Breaking Down Barriers: Why Diverse Representation in Clinical Research Matters
Diverse representation in clinical research is essential because it ensures that the results of studies are applicable to all members of society, regardless of their ethnicity, gender, age, or other factors. Historically, clinical research has often excluded certain populations, particularly women, minorities, and older adults, which has led to significant gaps in knowledge and unequal access to care.
The BRIC countries and MENA, with a combined population of more than 3 billion, nearly half of the world population, have collectively hosted less than 7 percent of the clinical trials. This lack of representation in clinical research threatens the overarching goals of clinical research.

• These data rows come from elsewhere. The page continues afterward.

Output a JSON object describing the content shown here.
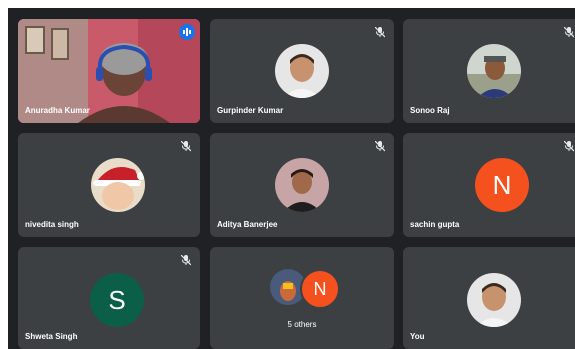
{
  "participants": [
    {
      "name": "Anuradha Kumar",
      "muted": false,
      "speaking": true,
      "tile": "video"
    },
    {
      "name": "Gurpinder Kumar",
      "muted": true,
      "tile": "avatar-photo"
    },
    {
      "name": "Sonoo Raj",
      "muted": true,
      "tile": "avatar-photo"
    },
    {
      "name": "nivedita singh",
      "muted": true,
      "tile": "avatar-photo"
    },
    {
      "name": "Aditya Banerjee",
      "muted": true,
      "tile": "avatar-photo"
    },
    {
      "name": "sachin gupta",
      "muted": true,
      "tile": "avatar-letter",
      "initial": "N",
      "color": "#f4511e"
    },
    {
      "name": "Shweta Singh",
      "muted": true,
      "tile": "avatar-letter",
      "initial": "S",
      "color": "#0b5e47"
    },
    {
      "name": "5 others",
      "tile": "others",
      "initial": "N",
      "color": "#f4511e"
    },
    {
      "name": "You",
      "muted": false,
      "tile": "avatar-photo"
    }
  ],
  "colors": {
    "background": "#202124",
    "tile": "#3c4043",
    "accent": "#1a73e8",
    "active_outline": "#8ab4f8"
  },
  "icons": {
    "muted": "mic-off-icon",
    "speaking": "audio-wave-icon"
  }
}
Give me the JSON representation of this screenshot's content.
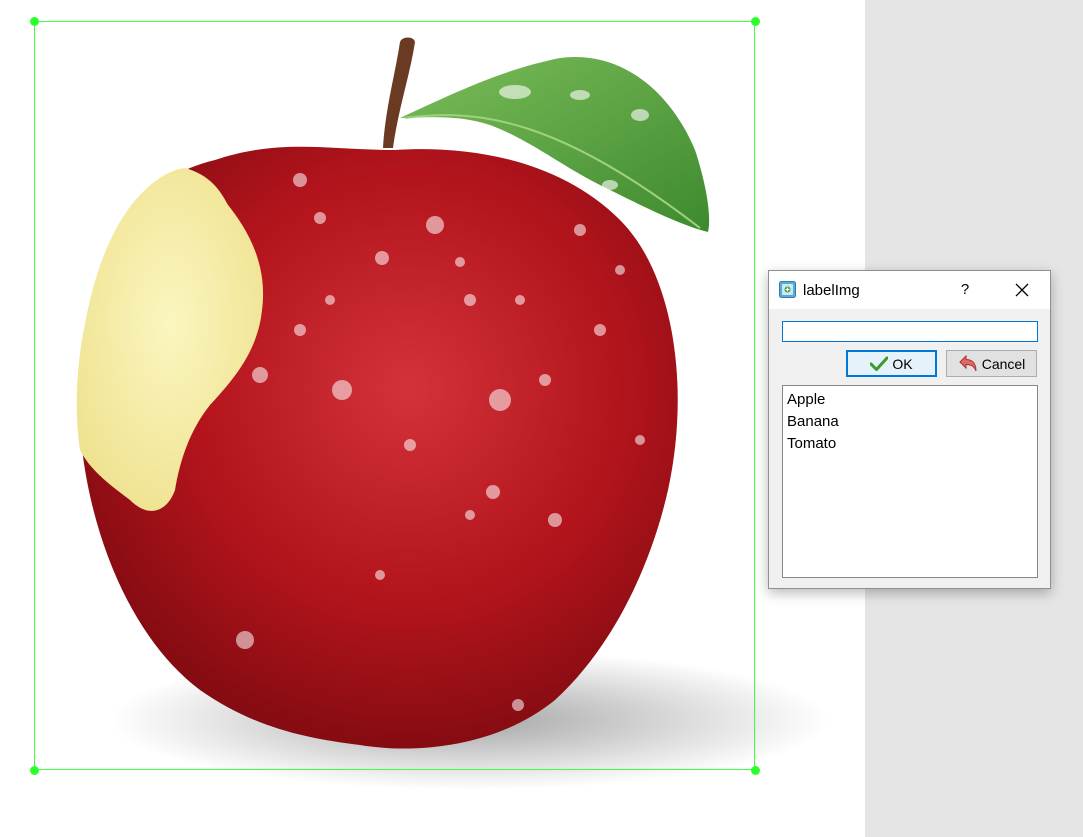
{
  "dialog": {
    "title": "labelImg",
    "help_label": "?",
    "input_value": "",
    "ok_label": "OK",
    "cancel_label": "Cancel",
    "labels": [
      "Apple",
      "Banana",
      "Tomato"
    ]
  },
  "colors": {
    "bbox": "#3fff3f",
    "accent": "#0078d7",
    "apple_red": "#b3141c",
    "gutter": "#e5e5e5"
  },
  "icons": {
    "app": "labelimg-app-icon",
    "ok": "checkmark-icon",
    "cancel": "undo-arrow-icon",
    "close": "close-icon"
  }
}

Lack of Representation Compromising Generalizability of Findings
Clinical research studies that lack representation of certain patient populations can compromise the generalizability of their findings to those populations.
Initially, the results of Randomized Clinical Trials were thought to be broadly applicable to all patient groups. Growing evidence has emerged over the last few decades to put that assumption into doubt. Particularly, research has shown that many marginalized and omitted groups in clinical research can have unique disease manifestations or health conditions that influence how they respond to an investigational medication or treatment.
Ensuring diversified involvement in scientific studies enables the examination of all hereditary and non-genetic variables and their interactions, which is essential for interpretations allowing for generalizability of results to the population.
Lack of representation costs hundreds of billions of dollars
Health disparities resulting from underrepresentation in clinical research can lead to increased healthcare costs overall. For example, if certain populations have higher rates of chronic diseases but are not adequately represented in clinical research, there may be delays in developing effective treatments and interventions, leading to increased healthcare costs associated with managing those chronic diseases.
For example, eliminating all life expectancy disparities for diabetes, hypertension, and heart diseases in under-represented groups in the United States, has a total societal worth of approximately $11 trillion.
As per industry reports, it is expected that depending on the choice of location, cost savings can range from 30 percent to 65 per cent compared to trials conducted within the U.S. or Western Europe.
Lack of representation may hinder innovation
Exploring heterogeneity of treatment effects may be necessary not only to understand variation that affects safety and effectiveness of an intervention in the populations that have been underrepresented in studies but also to identify new biological processes that may, in turn, lead to new discoveries important for all populations.
For example, the discovery of proprotein convertase subtilisin/ Kexin type 9 (PCSK9) has transformed the understanding of cholesterol homeostasis and led to development of important therapeutics for prevention and treatment of atherosclerotic cardiovascular disease.
Lack of representation may compound low accrual that causes many trials to fail
According to an analysis by Global Data (2021), low accrual was the cause for stopping 55 percent of all Phase clinical trials that were terminated, suspended, or discontinued during 2008 - 2017 (and for which a reason was given).
Improving involvement of underrepresented groups is one strategy for increasing enrollment. Thus, increasing the inclusion of underrepresented populations would help to address the number one issue that causes clinical trials to fail, while also ensuring clinical data that is more representative of the entire community that could benefit from a studied intervention.
Lack of representation may lead to lack of access to effective medical interventions
Clinical research is a critical component of developing and testing new medical interventions, including medications, medical devices, and other treatments. Approval and indications for new therapeutics are often restricted to the demographics of the populations included in the clinical studies. Lack of representation may thus impede access to a specific therapeutic agent.